The S&P/Case-Shiller index of property values climbed 12.2 percent from May 2012, the biggest 12-month gain since March 2006, after advancing 12.1 percent a month earlier, a report showed today in New York. The median projection of 31 economists surveyed by Bloomberg called for a 12.4 percent advance.
Historically low borrowing costs, short supply and improving job market are boosting demand for residential property and driving prices up. The climb in home values is also bolstering household finances, which may spur consumer spending, the largest part of the U.S. economy.
“We continue to look forward to upward momentum” in the housing market, said Anika Khan, a senior economist at Wells Fargo Securities LLC in Charlotte, North Carolina, a subsidiary of the largest U.S. mortgage lender. “We still have historically low inventory levels.”
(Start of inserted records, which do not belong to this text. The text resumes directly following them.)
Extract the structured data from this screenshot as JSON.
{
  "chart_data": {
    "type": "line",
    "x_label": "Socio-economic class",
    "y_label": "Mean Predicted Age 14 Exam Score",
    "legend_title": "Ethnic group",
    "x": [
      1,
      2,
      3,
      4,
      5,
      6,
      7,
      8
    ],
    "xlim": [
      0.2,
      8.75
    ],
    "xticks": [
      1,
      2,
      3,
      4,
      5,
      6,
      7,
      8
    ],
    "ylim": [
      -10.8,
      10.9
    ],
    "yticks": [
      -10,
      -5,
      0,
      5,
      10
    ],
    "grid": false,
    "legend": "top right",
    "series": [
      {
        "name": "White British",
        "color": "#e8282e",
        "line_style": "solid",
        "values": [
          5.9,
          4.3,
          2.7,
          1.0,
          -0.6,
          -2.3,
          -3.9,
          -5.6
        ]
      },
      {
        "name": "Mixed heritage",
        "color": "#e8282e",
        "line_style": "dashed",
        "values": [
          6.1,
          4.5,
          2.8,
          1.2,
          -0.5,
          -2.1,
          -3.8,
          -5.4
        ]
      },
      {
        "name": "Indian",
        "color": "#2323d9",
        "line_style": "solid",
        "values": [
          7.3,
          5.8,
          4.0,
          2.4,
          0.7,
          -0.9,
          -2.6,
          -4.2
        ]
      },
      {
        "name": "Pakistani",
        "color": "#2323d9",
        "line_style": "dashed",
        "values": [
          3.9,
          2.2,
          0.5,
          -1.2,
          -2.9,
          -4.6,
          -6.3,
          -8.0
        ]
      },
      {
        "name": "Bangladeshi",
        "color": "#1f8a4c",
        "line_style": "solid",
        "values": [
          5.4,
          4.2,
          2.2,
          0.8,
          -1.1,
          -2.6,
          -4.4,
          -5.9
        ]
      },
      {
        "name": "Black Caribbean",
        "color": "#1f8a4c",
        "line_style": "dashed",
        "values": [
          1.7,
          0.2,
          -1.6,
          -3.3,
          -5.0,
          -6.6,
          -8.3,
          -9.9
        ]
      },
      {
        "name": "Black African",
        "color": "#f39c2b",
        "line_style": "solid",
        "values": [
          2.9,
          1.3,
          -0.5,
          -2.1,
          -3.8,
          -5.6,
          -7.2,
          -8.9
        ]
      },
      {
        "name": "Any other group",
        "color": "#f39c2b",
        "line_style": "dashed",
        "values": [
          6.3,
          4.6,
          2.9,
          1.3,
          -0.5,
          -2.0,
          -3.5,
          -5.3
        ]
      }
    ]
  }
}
Home prices adjusted for seasonal variations rose 1 percent in May from the prior month, compared with a 1.7 gain in April. The Bloomberg survey median called for a 1.4 percent advance.
The year-over-year gauge, which includes records going back to 2001, provides a better indication of price trends, the group has said.
All 20 cities in the index showed an increase in year-over-year prices, led by gains of 24.5 percent in San Francisco and 23.3 percent in Las Vegas. New York showed the smallest gain at 3.3 percent.